Tabi ki bunun baş sorumlusu Lübnan’daki İran destekli Hizbullah Partisi’dir. Lübnan Cumhurbaşkanı Mişel Avn yakın bir zamanda el-Cezire kanalına verdiği röportajda Hizbullah’ın Lübnan’ın üçte birini temsil ettiğini söyleyerek, bu gurubun ülkenin karar alma mekanizması üzerindeki hegemonyasını normalleştirmeye çalıştı!

Gri alanları manipüle etme dönemi sona erdi.

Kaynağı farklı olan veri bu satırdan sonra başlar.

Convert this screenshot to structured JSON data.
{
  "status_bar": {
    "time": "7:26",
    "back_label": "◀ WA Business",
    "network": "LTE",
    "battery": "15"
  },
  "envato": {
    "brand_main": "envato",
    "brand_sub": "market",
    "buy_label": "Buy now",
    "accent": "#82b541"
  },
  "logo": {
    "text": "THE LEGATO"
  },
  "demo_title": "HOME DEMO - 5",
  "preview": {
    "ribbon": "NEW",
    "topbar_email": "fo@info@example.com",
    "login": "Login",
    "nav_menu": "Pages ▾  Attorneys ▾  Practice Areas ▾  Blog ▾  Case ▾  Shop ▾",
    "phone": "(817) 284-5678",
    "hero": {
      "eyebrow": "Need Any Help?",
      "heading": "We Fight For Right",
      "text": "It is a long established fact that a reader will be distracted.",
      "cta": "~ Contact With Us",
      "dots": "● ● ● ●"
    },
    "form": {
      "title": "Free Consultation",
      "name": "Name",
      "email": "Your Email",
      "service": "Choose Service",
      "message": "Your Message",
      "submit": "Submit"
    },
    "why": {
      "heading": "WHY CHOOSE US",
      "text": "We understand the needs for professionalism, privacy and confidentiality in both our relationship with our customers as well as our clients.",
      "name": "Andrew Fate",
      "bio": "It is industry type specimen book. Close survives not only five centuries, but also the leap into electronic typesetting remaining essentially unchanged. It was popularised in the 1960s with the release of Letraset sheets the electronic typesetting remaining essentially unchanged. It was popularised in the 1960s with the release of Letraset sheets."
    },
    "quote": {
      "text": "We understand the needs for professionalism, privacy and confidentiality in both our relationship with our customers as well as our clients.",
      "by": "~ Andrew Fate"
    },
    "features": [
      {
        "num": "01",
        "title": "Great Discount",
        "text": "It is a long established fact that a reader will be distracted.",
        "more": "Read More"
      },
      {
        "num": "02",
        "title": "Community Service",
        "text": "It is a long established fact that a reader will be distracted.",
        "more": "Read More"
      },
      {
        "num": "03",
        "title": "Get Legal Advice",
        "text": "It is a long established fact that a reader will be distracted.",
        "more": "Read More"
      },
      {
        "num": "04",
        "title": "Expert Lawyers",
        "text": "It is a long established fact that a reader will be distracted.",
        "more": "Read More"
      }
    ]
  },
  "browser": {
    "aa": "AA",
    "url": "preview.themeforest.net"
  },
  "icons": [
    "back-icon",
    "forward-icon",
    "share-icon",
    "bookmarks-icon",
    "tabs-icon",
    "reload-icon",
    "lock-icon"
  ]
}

Politikacılar ve diğerleri başta olmak üzere Lübnan’ın siyasi kur yapmayı bırakması, sivil devlet mantığı ile konuşması ve şu anki tavırlarının tam tersini yapması gerekiyor.

Suudi Arabistan ve ılımlı ülkelerin bu siyasi şaklabanlıklarla kaybedecek vakti yok. Bölgedeki durum çok tehlikeli. Zira saldırgan bir İran ve yolunu kaybetmiş bir ABD ile karşı karşıyayız.

Fransa Cumhurbaşkanı Macron, Suudi Arabistan ziyaretinin ardından şu ifadeleri kullandı:

“Suudi Arabistan Veliaht Prensi, endişesini dile getirme konusunda olduğu gibi barışı koruma arzusunu dile getirme konusunda da her zaman açık sözlü olmuştur. Kendisi bu konuda net tavırlar sergileyenlerden biri.”